Naar boven ↑

Rechtspraak

Behandeld in Nieuwsbrief NOvA Tuchtrecht Updates - 2019-7

Raad heeft dekenbezwaar gegrond verklaard en aan verweerder een voorwaardelijke schorsing van twaalf weken opgelegd. Plaatselijke deken heeft hoger beroep ingesteld omdat hij de enkel voorwaardelijke schorsing een te lichte maatregel vindt. Het hof acht de plaatselijke deken ontvankelijk in zijn “strafmaatappel”. Met “de deken” als bedoeld in artikel 56 lid 1 sub b Advocatenwet wordt de plaatselijke deken bedoeld. De restricties die voor een klager gelden om hoger beroep in te stellen (omschreven in lid 1 sub a van genoemd artikel) gelden niet voor de plaatselijke deken in verband met zijn rol als toezichthouder en klachtbehandelaar.
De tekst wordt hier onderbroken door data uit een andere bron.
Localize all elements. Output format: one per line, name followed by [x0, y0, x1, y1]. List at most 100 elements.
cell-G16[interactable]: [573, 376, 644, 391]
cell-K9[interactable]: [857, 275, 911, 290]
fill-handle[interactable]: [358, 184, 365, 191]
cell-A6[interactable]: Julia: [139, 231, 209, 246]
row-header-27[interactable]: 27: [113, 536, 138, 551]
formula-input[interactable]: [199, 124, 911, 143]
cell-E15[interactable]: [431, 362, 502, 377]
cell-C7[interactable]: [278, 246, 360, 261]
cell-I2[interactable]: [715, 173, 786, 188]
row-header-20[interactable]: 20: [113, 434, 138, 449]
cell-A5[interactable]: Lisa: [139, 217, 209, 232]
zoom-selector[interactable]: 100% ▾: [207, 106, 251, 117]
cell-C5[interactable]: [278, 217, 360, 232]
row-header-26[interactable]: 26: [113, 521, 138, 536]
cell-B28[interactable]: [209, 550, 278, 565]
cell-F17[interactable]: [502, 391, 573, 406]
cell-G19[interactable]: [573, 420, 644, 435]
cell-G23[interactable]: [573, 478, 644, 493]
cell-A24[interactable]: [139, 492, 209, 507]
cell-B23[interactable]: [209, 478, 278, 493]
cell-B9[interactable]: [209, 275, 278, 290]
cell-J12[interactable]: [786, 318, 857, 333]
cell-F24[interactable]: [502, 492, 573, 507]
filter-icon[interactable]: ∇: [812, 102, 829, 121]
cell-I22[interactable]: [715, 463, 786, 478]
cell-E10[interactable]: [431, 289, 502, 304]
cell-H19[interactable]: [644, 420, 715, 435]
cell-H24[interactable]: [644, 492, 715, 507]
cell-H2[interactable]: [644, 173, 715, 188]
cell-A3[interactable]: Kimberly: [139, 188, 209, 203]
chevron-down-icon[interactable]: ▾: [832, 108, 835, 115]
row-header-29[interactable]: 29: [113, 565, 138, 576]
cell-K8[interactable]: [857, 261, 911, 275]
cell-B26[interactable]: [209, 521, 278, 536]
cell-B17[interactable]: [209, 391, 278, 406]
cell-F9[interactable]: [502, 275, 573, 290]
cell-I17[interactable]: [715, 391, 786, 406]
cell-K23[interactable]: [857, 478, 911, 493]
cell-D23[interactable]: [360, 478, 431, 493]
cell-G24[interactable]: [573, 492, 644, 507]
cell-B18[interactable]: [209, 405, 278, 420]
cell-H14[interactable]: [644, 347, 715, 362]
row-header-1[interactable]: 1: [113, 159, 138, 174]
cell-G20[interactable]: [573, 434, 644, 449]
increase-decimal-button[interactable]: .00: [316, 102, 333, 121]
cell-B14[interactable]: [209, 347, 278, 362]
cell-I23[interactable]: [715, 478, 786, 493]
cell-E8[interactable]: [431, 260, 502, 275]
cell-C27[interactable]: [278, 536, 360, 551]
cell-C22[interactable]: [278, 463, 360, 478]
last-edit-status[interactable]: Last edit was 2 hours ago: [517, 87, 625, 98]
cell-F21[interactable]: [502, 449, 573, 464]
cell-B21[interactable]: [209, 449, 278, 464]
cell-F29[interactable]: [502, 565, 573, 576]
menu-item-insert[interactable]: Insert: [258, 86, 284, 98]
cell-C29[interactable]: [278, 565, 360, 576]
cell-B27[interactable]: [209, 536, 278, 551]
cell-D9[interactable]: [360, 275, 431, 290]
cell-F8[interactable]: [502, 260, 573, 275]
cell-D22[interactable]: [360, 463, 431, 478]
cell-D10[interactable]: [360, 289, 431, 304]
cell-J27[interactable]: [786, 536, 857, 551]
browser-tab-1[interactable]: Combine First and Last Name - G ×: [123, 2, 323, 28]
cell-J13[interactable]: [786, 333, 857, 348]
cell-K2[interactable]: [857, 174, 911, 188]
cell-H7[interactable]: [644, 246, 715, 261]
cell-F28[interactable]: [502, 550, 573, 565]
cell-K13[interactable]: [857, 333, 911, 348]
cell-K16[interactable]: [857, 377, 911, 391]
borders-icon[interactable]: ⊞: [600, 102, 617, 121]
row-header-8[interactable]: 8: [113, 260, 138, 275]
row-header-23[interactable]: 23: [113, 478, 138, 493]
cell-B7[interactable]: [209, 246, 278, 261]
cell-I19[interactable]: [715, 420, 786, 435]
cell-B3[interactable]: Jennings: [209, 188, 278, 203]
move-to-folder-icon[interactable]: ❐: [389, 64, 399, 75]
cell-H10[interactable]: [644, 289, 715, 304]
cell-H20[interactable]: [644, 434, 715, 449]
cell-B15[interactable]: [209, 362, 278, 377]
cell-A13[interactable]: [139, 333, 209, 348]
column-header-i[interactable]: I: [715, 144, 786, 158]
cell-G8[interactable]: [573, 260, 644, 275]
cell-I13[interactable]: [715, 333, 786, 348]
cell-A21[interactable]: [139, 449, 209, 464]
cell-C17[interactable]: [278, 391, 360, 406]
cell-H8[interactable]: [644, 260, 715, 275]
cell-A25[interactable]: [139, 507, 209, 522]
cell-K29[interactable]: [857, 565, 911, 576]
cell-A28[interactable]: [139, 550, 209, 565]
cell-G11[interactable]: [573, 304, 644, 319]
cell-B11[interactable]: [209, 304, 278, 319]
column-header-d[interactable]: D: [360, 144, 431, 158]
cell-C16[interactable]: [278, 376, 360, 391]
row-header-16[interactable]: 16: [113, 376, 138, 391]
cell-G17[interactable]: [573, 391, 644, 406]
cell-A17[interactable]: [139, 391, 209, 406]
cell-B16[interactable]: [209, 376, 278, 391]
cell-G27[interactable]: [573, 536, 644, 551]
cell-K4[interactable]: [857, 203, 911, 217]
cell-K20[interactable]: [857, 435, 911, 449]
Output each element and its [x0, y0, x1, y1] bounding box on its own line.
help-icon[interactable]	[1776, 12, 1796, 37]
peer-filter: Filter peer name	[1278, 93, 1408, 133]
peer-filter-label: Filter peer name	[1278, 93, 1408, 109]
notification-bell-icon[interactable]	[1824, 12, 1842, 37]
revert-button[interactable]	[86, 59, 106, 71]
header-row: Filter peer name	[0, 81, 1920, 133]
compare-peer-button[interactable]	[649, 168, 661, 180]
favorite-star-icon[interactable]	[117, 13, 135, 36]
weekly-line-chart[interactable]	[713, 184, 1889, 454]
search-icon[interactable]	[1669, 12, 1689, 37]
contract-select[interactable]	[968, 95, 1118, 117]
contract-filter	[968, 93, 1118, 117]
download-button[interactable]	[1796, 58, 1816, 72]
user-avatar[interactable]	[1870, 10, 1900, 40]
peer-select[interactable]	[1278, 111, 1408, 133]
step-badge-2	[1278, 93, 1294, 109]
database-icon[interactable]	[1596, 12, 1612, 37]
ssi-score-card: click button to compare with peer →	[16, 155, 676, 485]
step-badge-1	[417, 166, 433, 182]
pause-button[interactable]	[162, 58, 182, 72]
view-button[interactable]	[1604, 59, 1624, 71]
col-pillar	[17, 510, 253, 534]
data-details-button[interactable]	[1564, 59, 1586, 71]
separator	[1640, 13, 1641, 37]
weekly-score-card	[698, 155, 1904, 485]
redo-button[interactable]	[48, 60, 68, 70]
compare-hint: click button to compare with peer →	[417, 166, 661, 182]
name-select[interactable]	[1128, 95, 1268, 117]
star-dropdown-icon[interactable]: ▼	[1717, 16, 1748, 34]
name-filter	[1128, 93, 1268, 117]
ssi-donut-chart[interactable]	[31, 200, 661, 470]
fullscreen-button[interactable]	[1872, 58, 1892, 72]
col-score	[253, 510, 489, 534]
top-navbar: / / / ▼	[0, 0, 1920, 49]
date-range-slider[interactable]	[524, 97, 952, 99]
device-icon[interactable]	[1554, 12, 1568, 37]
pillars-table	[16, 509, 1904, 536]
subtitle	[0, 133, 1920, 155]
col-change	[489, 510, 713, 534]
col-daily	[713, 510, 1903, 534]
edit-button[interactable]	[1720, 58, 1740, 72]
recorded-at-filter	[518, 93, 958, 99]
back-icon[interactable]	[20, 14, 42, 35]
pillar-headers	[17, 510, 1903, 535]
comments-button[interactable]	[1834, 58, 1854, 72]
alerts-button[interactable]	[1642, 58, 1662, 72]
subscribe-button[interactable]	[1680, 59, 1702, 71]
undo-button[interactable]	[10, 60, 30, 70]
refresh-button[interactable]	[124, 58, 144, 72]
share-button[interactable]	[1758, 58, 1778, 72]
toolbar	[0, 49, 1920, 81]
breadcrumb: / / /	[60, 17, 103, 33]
Vast staat dat verweerder met zijn gedrag in privé het vertrouwen in de advocatuur en in zijn eigen beroepsuitoefening heeft geschaad en dat hij zijn toezegging om geen straf- en familiezaken meer te doen totdat (onherroepelijk) op het dekenbezwaar is beslist, niet is nagekomen.  Zijn gedrag zag op escalaties ten opzichte van een vrouw die destijds als stagiaire aan zijn kantoor verbonden was en ten opzichte van zijn (toenmalige) echtgenote. Kort daarvoor had de tuchtrechter aan verweerder (onherroepelijk) een voorwaardelijke schorsing van een week opgelegd, zodat hij zich in de proeftijd opnieuw schuldig heeft gemaakt aan onbetamelijk gedrag. Nu verweerder bovendien een aanmerkelijke snelheidsovertreding heeft begaan waarvoor hij zich strafrechtelijk nog moet verantwoorden, is het hof van oordeel dat niet kan worden volstaan met een volledig voorwaardelijke schorsing. Gedeeltelijke vernietiging. Onvoorwaardelijke schorsing van vier weken en voorwaardelijke schorsing van acht weken met proceskostenveroordeling.